THE CONCERT HALL, MONTE CARLO

“Le rouge gagne quelque fois, le noir gagne quelque fois, le blanc toujours.”

A very good story is told by “V. B.” in Monte Carlo Anecdotes, London, 1901. A few years ago a nobleman attended the English chapel and slipped out as the hymn was being sung before the sermon, as he went for worship and not be bored with the discourse. Now the hymn was No. 32, Ancient and Modern. He sauntered up to the Casino whistling the tune, and as he entered the rooms he heard, “Trente-deux, rouge, pair et passe!” sung out from the table on his right; and then from that on his left, “Trente-deux, rouge, pair et passe.” “Bless my soul!” said he, “that is the number of the hymn; be hanged if I won’t stake on it.” He hurriedly felt in his pocket, and going to the third table he announced, “Trente-deux en plein, les quatres chevaux, et quatres carrés par cinq francs”; and up rolled the number. To make a long story short, by passing from table to table, and by constantly clinging to 32 with gradually increasing stakes, he left the rooms with over £500 in his pocket. But this got wind, and, to the perplexity of the chaplain, next Sunday half his congregation left the chapel during the hymn before the sermon and rushed off to the Casino to back the number of the hymn.

After this it became the rule at the Monte Carlo English chapel never thenceforth to give out a number under thirty-seven before the sermon.

On the promontory of La Veille at the water’s edge is a grotto. When Edward Augustus, Duke of York, brother to George III., was on his way to Italy on a man-of-war, feeling too ill to proceed he was landed at Monaco and received into the palace, where he died in 1767. The body was embalmed and taken to London.

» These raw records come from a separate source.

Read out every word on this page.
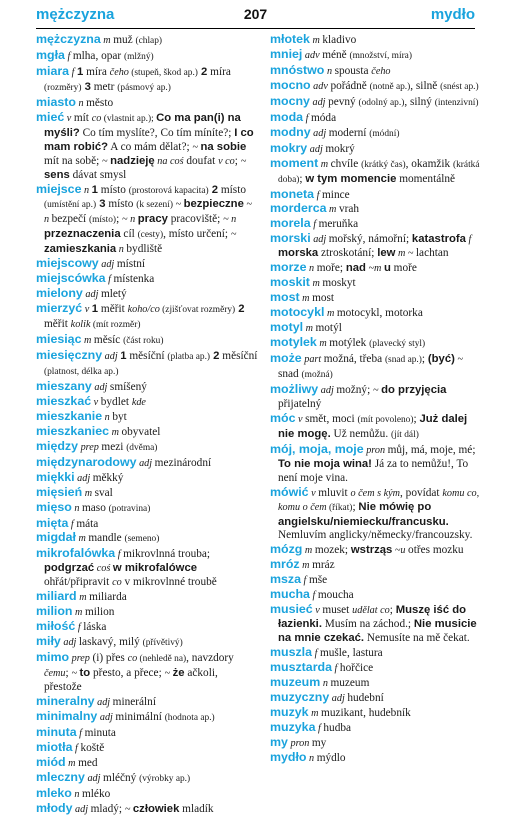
mężczyzna	207	mydło

mężczyzna m muž (chlap)

mgła f mlha, opar (mlžný)

miara f 1 míra čeho (stupeň, škod ap.) 2 míra (rozměry) 3 metr (pásmový ap.)

miasto n město

mieć v mít co (vlastnit ap.); Co ma pan(i) na myśli? Co tím myslíte?, Co tím míníte?; I co mam robić? A co mám dělat?; ~ na sobie mít na sobě; ~ nadzieję na coś doufat v co; ~ sens dávat smysl

miejsce n 1 místo (prostorová kapacita) 2 místo (umístění ap.) 3 místo (k sezení) ~ bezpieczne ~ n bezpečí (místo); ~ n pracy pracoviště; ~ n przeznaczenia cíl (cesty), místo určení; ~ zamieszkania n bydliště

miejscowy adj místní

miejscówka f místenka

mielony adj mletý

mierzyć v 1 měřit koho/co (zjišťovat rozměry) 2 měřit kolik (mít rozměr)

miesiąc m měsíc (část roku)

miesięczny adj 1 měsíční (platba ap.) 2 měsíční (platnost, délka ap.)

mieszany adj smíšený

mieszkać v bydlet kde

mieszkanie n byt

mieszkaniec m obyvatel

między prep mezi (dvěma)

międzynarodowy adj mezinárodní

miękki adj měkký

mięsień m sval

mięso n maso (potravina)

mięta f máta

migdał m mandle (semeno)

mikrofalówka f mikrovlnná trouba; podgrzać coś w mikrofalówce ohřát/připravit co v mikrovlnné troubě

miliard m miliarda

milion m milion

miłość f láska

miły adj laskavý, milý (přívětivý)

mimo prep (i) přes co (nehledě na), navzdory čemu; ~ to přesto, a přece; ~ że ačkoli, přestože

mineralny adj minerální

minimalny adj minimální (hodnota ap.)

minuta f minuta

miotła f koště

miód m med

mleczny adj mléčný (výrobky ap.)

mleko n mléko

młody adj mladý; ~ człowiek mladík

młotek m kladivo

mniej adv méně (množství, míra)

mnóstwo n spousta čeho

mocno adv pořádně (notně ap.), silně (snést ap.)

mocny adj pevný (odolný ap.), silný (intenzivní)

moda f móda

modny adj moderní (módní)

mokry adj mokrý

moment m chvíle (krátký čas), okamžik (krátká doba); w tym momencie momentálně

moneta f mince

morderca m vrah

morela f meruňka

morski adj mořský, námořní; katastrofa f morska ztroskotání; lew m ~ lachtan

morze n moře; nad ~m u moře

moskit m moskyt

most m most

motocykl m motocykl, motorka

motyl m motýl

motylek m motýlek (plavecký styl)

może part možná, třeba (snad ap.); (być) ~ snad (možná)

możliwy adj možný; ~ do przyjęcia přijatelný

móc v smět, moci (mít povoleno); Już dalej nie mogę. Už nemůžu. (jít dál)

mój, moja, moje pron můj, má, moje, mé; To nie moja wina! Já za to nemůžu!, To není moje vina.

mówić v mluvit o čem s kým, povídat komu co, komu o čem (říkat); Nie mówię po angielsku/niemiecku/francusku. Nemluvím anglicky/německy/francouzsky.

mózg m mozek; wstrząs ~u otřes mozku

mróz m mráz

msza f mše

mucha f moucha

musieć v muset udělat co; Muszę iść do łazienki. Musím na záchod.; Nie musicie na mnie czekać. Nemusíte na mě čekat.

muszla f mušle, lastura

musztarda f hořčice

muzeum n muzeum

muzyczny adj hudební

muzyk m muzikant, hudebník

muzyka f hudba

my pron my

mydło n mýdlo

Fishermen always make the sign of the cross when passing the entrance of the Grotte de la Veille, for they say that when the vessel on which was the Duke of York arrived in the bay, a white form was seen, as that of a woman, at the entrance, watching the evolutions of the ship. After the Duke was removed she still remained visible, with her face turned towards the palace. She was again seen when the cannon announced his death, and again when his body was removed. The sailors hurry by the cave, and will on no account enter it. It might be as well if travellers crossed themselves and hurried by, instead of allowing themselves to be drawn into the halls of the Circe of Gambling on the top of the cliff.